The patient-support intervention consisted of four elements: an electronic health record (EHR) system that signalled missed appointments or milestones in care and three race-specific interventions.

Those latter three elements were nurse navigators trained in race-related barriers to care, race-specific treatment feedback to care teams, and quarterly sessions in health equity training for staff.

Which element most influenced the achievement of racial parity?

Dr Manning told Medscape Medical News that the EHR alerts, which served as a "real-time tumor registry," were probably most responsible for the results.

But he also told reporters at a meeting press conference that, in conclusion about the study, "Health systems can eliminate racial disparity with systems change through engagement with community organizations."

Dr Manning said the results are important because, historically, data show that fewer black than white patients undergo curative surgery for early-stage lung cancer, "resulting in higher mortality" (even when controlling for comorbidities and other factors).

The new study is part of the Accountability for Cancer Care through Undoing Racism and Equity (ACCURE) trial, a National Institutes of Health–sponsored multi-institutional project designed to reduce racial disparities and increase treatment utilization for early-stage lung and breast cancer. The 100 patients in the new study are a part of that larger trial, which randomly assigns patients to the ACCURE "navigator" support or usual care.

The ACCURE trial's patient-centric support strategy is "a very creative and forward-looking intervention," said Brian Kavanagh, MD, from the University of Colorado in Aurora, who moderated the press conference.

The primary outcome of the new study was lung resection surgery or SBRT within 4 months of diagnosis.

The study design compared results from the 100 ACCURE patients with those of 2044 patients in the above-mentioned "baseline" group, whose treatment dates back 4 to 8 years ago, as well as 393 "control" patients from the same ACCURE-participant cancer centers (also treated during the ongoing study period). This latter group is necessary to account for any trends or spillover effect from the ACCURE intervention at the various cancer centers.

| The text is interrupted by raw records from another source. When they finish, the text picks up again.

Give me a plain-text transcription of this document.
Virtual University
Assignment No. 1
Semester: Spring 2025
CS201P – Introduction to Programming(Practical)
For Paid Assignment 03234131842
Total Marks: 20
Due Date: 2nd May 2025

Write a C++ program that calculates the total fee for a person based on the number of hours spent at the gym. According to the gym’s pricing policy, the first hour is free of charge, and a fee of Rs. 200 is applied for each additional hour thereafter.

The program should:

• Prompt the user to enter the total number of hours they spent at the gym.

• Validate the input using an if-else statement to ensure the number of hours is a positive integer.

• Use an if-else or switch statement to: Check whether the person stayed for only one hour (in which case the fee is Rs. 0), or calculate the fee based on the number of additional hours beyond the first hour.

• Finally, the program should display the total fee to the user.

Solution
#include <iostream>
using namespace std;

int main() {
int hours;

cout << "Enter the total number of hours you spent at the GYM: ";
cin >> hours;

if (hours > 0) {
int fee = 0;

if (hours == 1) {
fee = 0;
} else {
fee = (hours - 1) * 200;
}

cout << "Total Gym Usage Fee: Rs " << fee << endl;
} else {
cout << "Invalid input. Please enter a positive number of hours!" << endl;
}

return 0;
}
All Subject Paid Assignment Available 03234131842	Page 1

Table. Race and Treatment Rates (SBRT or Surgical Resection)

Race Baseline: R + SBRT Baseline: R ACCURE: R + SBRT ACCURE: R Control: R + SBRT Control: R
Black (%) 64 55 96a 80a 85a 57
White (%) 76 61 96a 79a 87a 55

R = surgical resection.

a P < .05 compared with baseline.


Dr Manning pointed out that, as separate groups, whites and blacks both had increased rates of potentially curative treatment when compared with recent historical or baseline rates at the ACCURE trial cancer centers.

The fact that the "control" group at the cancer centers also saw an improvement in care during the study period is the result of a likely "spillover" effect at the centers — that the ACCURE navigator sensibilities and teachings may have influenced staff outside the project, he explained.

Study data also show that patients younger than age 70 years were more likely to receive treatment, with either SBRT or resection (odds ratio [OR], 1.9; P < .05), as were those with earlier-stage disease (OR, 3.0; P < .05).

Patients with higher comorbidity scores were less likely to receive resection (OR, 0.66; P < .05) but not SBRT.

Dr Manning and Dr Kavanagh have disclosed no relevant financial relationships.

American Society for Radiation Oncology (ASTRO) 2016 Annual Meeting. Abstract 77. Presented September 26, 2016.